Sunday, February 05, 2023

The Madness of Lord Ian Mackenzie

 

By Jennifer Ashley


Beth Ackerly is a young widow in 1881 and engaged to marry another man when she meets Lord Ian while attending a show at a theater. Lord Ian warns her not to marry the man she is engaged to. According to Ian, the man is debauched and unfit to be a good woman's spouse. Instead, he asks Beth to marry him, even though this is their first time meeting. Of course she refuses. But she follows his advice and breaks up with the other man. Still, Lord Ian has captured her imagination and she decides to travel to France to give herself some time to sort herself out.

While in France, she meets Ian's sister-in-law and her estranged husband, Mac, who is Ian's brother. She also encounters the police detective Lloyd Fellows, who has decided that Ian is a murderer who is responsible for the deaths of two woman in London he was known to associate with. Fellows tries to enlist her in his investigation into Ian and his other brother, Hart, the Duke of Kilmorgan, who Fellows believes is sheltering Ian from the police. But Beth repulses Fellows because she doesn't believe the picture he has painted of Ian and his family. 
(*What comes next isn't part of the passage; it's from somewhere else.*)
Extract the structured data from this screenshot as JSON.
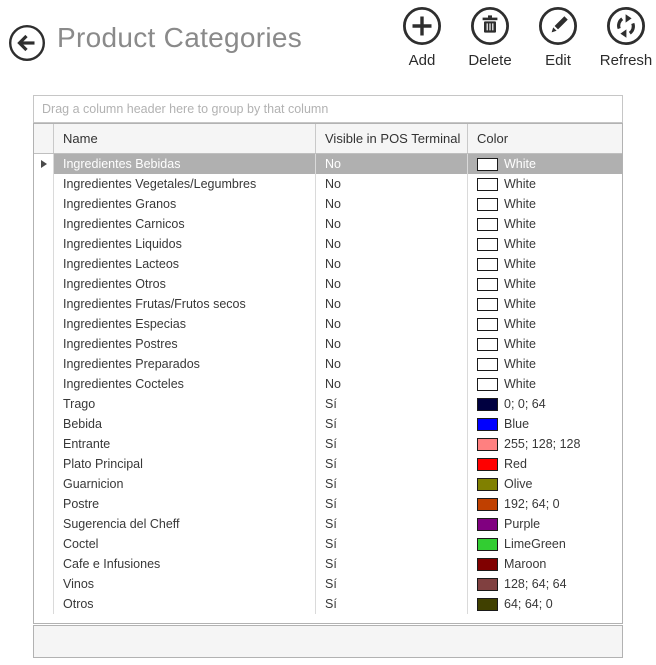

Ian also arrives in France and Fellows become even more insistent in his campaign against the Mackenzies. To protect Beth from Fellows' persecution, Ian talks her into marrying him. His brother the Duke has the political power to stifle Fellows' snooping. Ian then takes Beth to Scotland to live at the Duke's estate. But Beth is determined to discover if Fellows' accusations are true. So she heads to London, against Ian's and the Duke's wishes to find out for herself if she is married to a madman and a murderer.


This was a pretty good story. Ian has some kind of mental condition, possibly Asperger's or some other form of autism. Since the novel is set in the 1880s, no one really understands Ian's condition, including Ian himself. He has been told he is insane, told he is unfit to wed, views himself as dangerous. He is certainly confused, that is certain. Seeing Beth come to understand how different but still loveable Ian is made for good reading. Some elements of the story are a bit silly, like Beth's ability to solve the mystery that has eluded her husband, his brother the Duke and the police. And the constant diversions into sex scenes. This is one of those stories, where the lady and gentleman can't see each other without tearing each other's clothing off and going at it. Putting all that aside, I enjoyed the story and the mystery even if I found Beth's role in solving it all a bit too much.